Ce n’est pas un film sur…C’est un film avec.
Sur les traces de Fernand Deligny, dans les lieux où il a inventé ses tentatives,avec ses mots, ses objets, parfois ses images. J’ai choisi de raconter sa vie et d’y glaner ce qui résonne avec moi. J’y vois d’abord un homme qui choisit, qui obstinément, dans toutes les circonstances et dans des périodes bien différentes de 1938 à 1996 trace son chemin. Il ne se soumet ni à l’argent, ni au pouvoir, ni aux lois. Il trace obstinément le fil de ce qui est important pour lui. Tout ce qu’il met en mouvement est simple : la vie quotidienne avec un autiste peut se raconter en peu de mots. Mais sur sa pratique, sur son chemin de vie, il réfléchit et nous fait réfléchir. Et il écrit, il écrit beaucoup. Ce n’est pas un drapeau. Il ne veut pas de médailles. Il reste discret. Mais il pense. Avec le langage en tête, il pense image. Et dans ce qui est irréductible, dans ce qui ne peut être réduit aux mots, il voit un salut. Il voit un trait d’espèce où nous pourrions être frères avec les « sans mots ». Comme une remise à niveau. Avec une exigence profonde, celle de n’en tirer aucun pouvoir. Et dans l’usage du cinéma, il cherche ce qui échapperait aux mots. Mon intention est simple… vous emmener sur le fil de sa pensée.

Richard Copans


ENTRETIEN AVEC RICHARD COPANS

Comment est né ce projet Monsieur Deligny, vagabond efficace, votre dernier film documentaire ?
J’étais descendu en 1974 dans les Cévennes pour participer à un tournage militant sur la vie d’un réseau d’adultes qui vivaient avec des enfants autistes mutiques. Je ne savais pas du tout ce qu’était un autiste. Je suis arrivé dans le réseau de Fernand Deligny, dans un monde totalement incroyable où personne ne parlait et où des gestes commençaient à faire partie d’une vie commune entre ce qu’ils appelaient les présences proches, les adultes parlants, et les enfants autistes.
En fait je n’ai rien filmé mais j’ai appris à Renaud Victor, le réalisateur de Ce Gamin là à filmer, à être autonome. Et je suis resté très ami avec lui. Très ami ! Et en 1988/89, j’ai co-produit avec Bruno Muel un autre film de Renaud Victor Fernand Deligny, à propos d’un film à faire, qui était une réflexion sur le rapport entre image et langage, une question qui est au cœur de la démarche de Deligny. Je peux donc dire que Fernand Deligny m’a accompagné dans ma démarche de cinéaste depuis près de 45 ans.
Il y a cinq ans, je suis allé à une exposition à Paris au Palais de Tokyo, où des cartes des lignes d’erre étaient montrées, et j’ai retrouvé Jacques et Gisèle, qui vivent encore dans les Cévennes avec maintenant des adultes autistes, et là le film s’est imposé comme une nécessité. Il me fallait raconter cet homme.
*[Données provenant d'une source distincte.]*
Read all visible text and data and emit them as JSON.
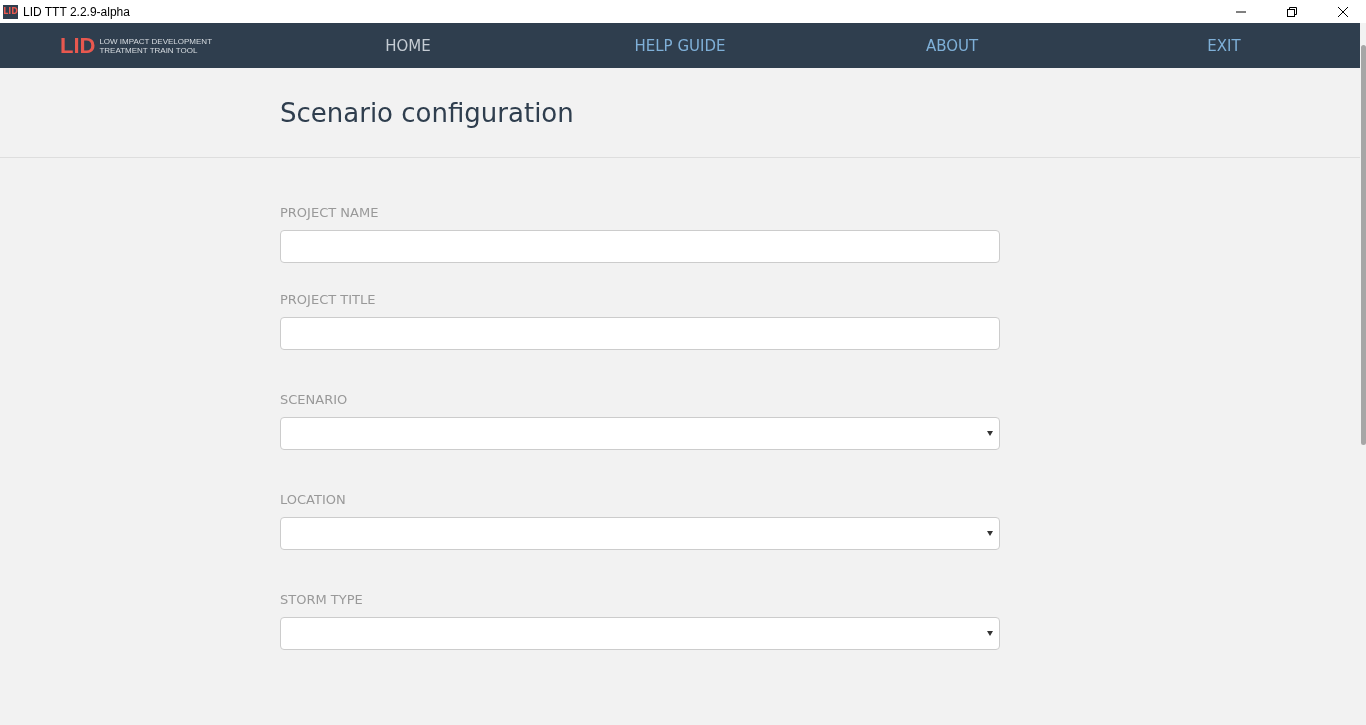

Ce qui m’intéressait, ce n’était pas seulement de montrer la vie de Fernand Deligny dans les Cévennes, sa tentative avec les enfants autistes, c’était aussi de montrer la ligne continue de vie et d’expériences qu’il avait commencées dès 1938.
C’est une trajectoire qui commence à l’hôpital d’Armentières, le plus gros hôpital psychiatrique du Nord, et qui rebondit de tentative en tentative depuis l’immédiat après-guerre, avec des jeunes délinquants, puis des jeunes psychotiques, comme la tentative de la Grande Cordée, emblématique dans le milieu de l’éducation populaire, et qui aboutit à partir de 1966 à sa vie avec les enfants autistes.
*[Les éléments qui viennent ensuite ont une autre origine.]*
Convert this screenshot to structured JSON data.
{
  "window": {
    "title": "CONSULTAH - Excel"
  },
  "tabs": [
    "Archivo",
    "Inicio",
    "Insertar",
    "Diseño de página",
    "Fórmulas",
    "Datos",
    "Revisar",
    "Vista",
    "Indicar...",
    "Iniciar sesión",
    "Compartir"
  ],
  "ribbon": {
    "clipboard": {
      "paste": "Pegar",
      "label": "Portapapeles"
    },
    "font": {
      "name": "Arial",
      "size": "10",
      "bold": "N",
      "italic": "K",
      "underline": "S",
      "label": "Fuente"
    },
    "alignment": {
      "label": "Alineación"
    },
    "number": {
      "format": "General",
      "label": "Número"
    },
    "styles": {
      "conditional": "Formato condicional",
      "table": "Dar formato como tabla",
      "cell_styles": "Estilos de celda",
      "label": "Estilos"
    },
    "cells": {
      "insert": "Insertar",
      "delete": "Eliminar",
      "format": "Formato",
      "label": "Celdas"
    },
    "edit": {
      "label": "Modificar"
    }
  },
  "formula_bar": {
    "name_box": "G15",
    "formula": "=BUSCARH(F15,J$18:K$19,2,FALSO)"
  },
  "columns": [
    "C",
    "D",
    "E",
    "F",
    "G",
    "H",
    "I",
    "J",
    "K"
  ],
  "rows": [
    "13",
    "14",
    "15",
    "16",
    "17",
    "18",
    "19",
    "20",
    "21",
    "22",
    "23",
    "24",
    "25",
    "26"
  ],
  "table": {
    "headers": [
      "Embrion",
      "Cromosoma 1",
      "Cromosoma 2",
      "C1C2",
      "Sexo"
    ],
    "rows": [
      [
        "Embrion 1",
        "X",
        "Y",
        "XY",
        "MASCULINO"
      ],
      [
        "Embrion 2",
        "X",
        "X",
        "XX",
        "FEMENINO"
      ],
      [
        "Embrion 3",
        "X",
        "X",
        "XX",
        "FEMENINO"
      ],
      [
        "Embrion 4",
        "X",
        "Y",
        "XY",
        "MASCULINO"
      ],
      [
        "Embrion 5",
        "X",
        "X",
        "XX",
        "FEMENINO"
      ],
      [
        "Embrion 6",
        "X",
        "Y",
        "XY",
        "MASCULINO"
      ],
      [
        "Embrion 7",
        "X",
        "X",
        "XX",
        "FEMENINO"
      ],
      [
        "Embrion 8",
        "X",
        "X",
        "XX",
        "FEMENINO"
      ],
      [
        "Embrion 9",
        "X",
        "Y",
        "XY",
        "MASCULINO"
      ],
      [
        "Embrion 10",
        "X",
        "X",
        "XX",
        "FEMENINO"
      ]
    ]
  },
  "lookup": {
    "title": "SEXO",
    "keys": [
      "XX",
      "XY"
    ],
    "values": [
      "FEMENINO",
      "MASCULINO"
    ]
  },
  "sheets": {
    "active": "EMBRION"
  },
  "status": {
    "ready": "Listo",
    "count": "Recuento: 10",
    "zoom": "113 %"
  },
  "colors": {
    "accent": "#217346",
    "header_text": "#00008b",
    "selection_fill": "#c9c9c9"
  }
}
Dans toutes ces situations, son point de départ n’est pas « il faut qu’ils deviennent comme nous ! », mais plutôt « qu’est-ce que nous, nous pouvons faire pour qu’ils nous voient et qu’ils aient envie de vivre avec nous ? ». C’est la même question qu’il pose du début à la fin de sa vie, et c’est ce chemin-là que je voulais raconter.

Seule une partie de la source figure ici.